Abstract
This study examines the association between the political corruption of a local government and the readability of firms’ annual reports. Based on a sample of 12,742 firm-year observations during the 2006–2014 period, the study reveals that firms located in more corrupt regions tend to disclose less readable financial reports. Our additional analyses reveal that the level of annual report readability is lower for firms located in more corrupt regions, regardless of the firms’ level of return on assets. We also find that firms located in more corrupt regions and having more able managers are more likely to obfuscate information in annual reports. The results imply firms’ effort to minimise rent extraction from corrupt government officials. A further test shows that firms in more corrupt regions are more likely to report less readable Management Discussion and Analysis (MD&A) section of annual reports. This paper extends the prior literature on annual report readability and political corruption. The paper also provides additional evidence to the mixed results on the management's obfuscation behaviour related to the readability of financial disclosures. The findings may be of interest to regulators seeking out factors influencing firms’ readability of annual reports.
Disclosure statement
No potential conflict of interest was reported by the author(s).
Notes
1 Glaeser and Saks (Citation2006) stated that more than 10,000 governmental officials involved in such corruption convictions as a conflict of interest, fraud, campaign-finance violations, and obstruction of justice during the 1990–2002 period.
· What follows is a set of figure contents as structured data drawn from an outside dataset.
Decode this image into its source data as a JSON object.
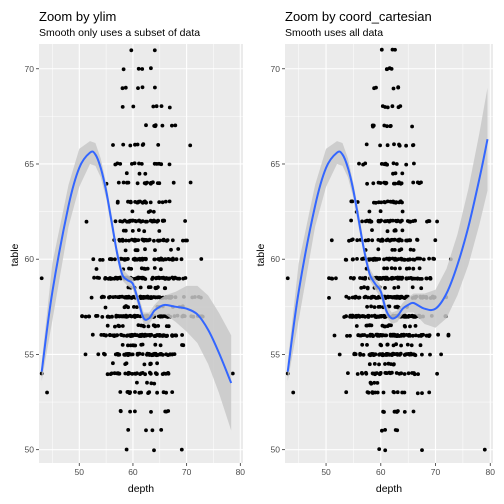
{
  "chart_data": [
    {
      "type": "scatter",
      "title": "Zoom by ylim",
      "subtitle": "Smooth only uses a subset of data",
      "xlabel": "depth",
      "ylabel": "table",
      "xlim": [
        42.5,
        80.5
      ],
      "ylim": [
        49.3,
        71.3
      ],
      "x_ticks": [
        50,
        60,
        70,
        80
      ],
      "y_ticks": [
        50,
        55,
        60,
        65,
        70
      ],
      "grid": true,
      "smooth": {
        "color": "#3366ff",
        "x": [
          43,
          45,
          48,
          50,
          52,
          53,
          54,
          55,
          56,
          57,
          58,
          59,
          60,
          61,
          62,
          63,
          64,
          65,
          66,
          68,
          70,
          72,
          74,
          76,
          78.3
        ],
        "y": [
          54.1,
          58.3,
          62.8,
          64.8,
          65.6,
          65.5,
          64.8,
          63.6,
          62.0,
          60.4,
          59.2,
          58.9,
          58.7,
          57.8,
          56.9,
          56.9,
          57.3,
          57.5,
          57.6,
          57.5,
          57.4,
          57.1,
          56.3,
          55.1,
          53.5
        ],
        "se_band": [
          0.5,
          1.5,
          1.1,
          1.0,
          0.6,
          0.6,
          0.5,
          0.4,
          0.4,
          0.3,
          0.3,
          0.3,
          0.3,
          0.3,
          0.3,
          0.3,
          0.3,
          0.4,
          0.5,
          0.8,
          1.2,
          1.5,
          1.8,
          2.1,
          2.5
        ]
      },
      "outliers": [
        [
          43,
          59
        ],
        [
          43,
          54
        ],
        [
          44,
          53
        ],
        [
          78.6,
          54
        ]
      ]
    },
    {
      "type": "scatter",
      "title": "Zoom by coord_cartesian",
      "subtitle": "Smooth uses all data",
      "xlabel": "depth",
      "ylabel": "table",
      "xlim": [
        42.5,
        80.5
      ],
      "ylim": [
        49.3,
        71.3
      ],
      "x_ticks": [
        50,
        60,
        70,
        80
      ],
      "y_ticks": [
        50,
        55,
        60,
        65,
        70
      ],
      "grid": true,
      "smooth": {
        "color": "#3366ff",
        "x": [
          43,
          45,
          48,
          50,
          52,
          53,
          54,
          55,
          56,
          57,
          58,
          59,
          60,
          61,
          62,
          63,
          64,
          65,
          66,
          68,
          70,
          72,
          74,
          76,
          78,
          79.5
        ],
        "y": [
          54.1,
          58.3,
          62.8,
          64.8,
          65.6,
          65.5,
          64.8,
          63.6,
          62.0,
          60.4,
          59.2,
          58.7,
          58.3,
          57.3,
          56.9,
          57.0,
          57.4,
          57.6,
          57.7,
          57.4,
          57.4,
          58.2,
          59.7,
          61.7,
          64.2,
          66.3
        ],
        "se_band": [
          0.5,
          1.5,
          1.1,
          1.0,
          0.6,
          0.6,
          0.5,
          0.4,
          0.4,
          0.3,
          0.3,
          0.3,
          0.3,
          0.3,
          0.3,
          0.3,
          0.3,
          0.4,
          0.5,
          0.8,
          1.0,
          1.3,
          1.6,
          2.0,
          2.4,
          2.7
        ]
      },
      "outliers": [
        [
          43,
          59
        ],
        [
          43,
          54
        ],
        [
          44,
          53
        ],
        [
          79,
          50
        ],
        [
          62.6,
          71
        ]
      ]
    }
  ],
  "point_color": "#000000",
  "band_color": "#c8c8c8",
  "panel_bg": "#ebebeb",
  "grid_color": "#ffffff"
}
2 We follow the same method used by Smith (Citation2016) to match a firm headquartered in a non-corrupt region to a firm headquartered in a corrupt region. That is, we convert ZIP code fields from Compustat and SEC filing to their respective Federal Information Processing Standard codes and then manually match each of these codes to a federal judicial district. All convictions are matched to the contemporaneous financial data.
3 We start our sample from 2006 because our control variables at the state level and county level are not fully disclosed by the US Census Bureau until the year 2006.
4 65.3% of the sample firms in Lo et al. (Citation2017) are incorporated in Delaware. Therefore, the mean of DLW in our sample is consistent and comparable to prior literature.
5 Prior literature suggests that propensity score matching avoids the model specification problems in Heckman selections models (e.g. Rosenbaum and Rubin Citation1983, Heckman et al. Citation1997).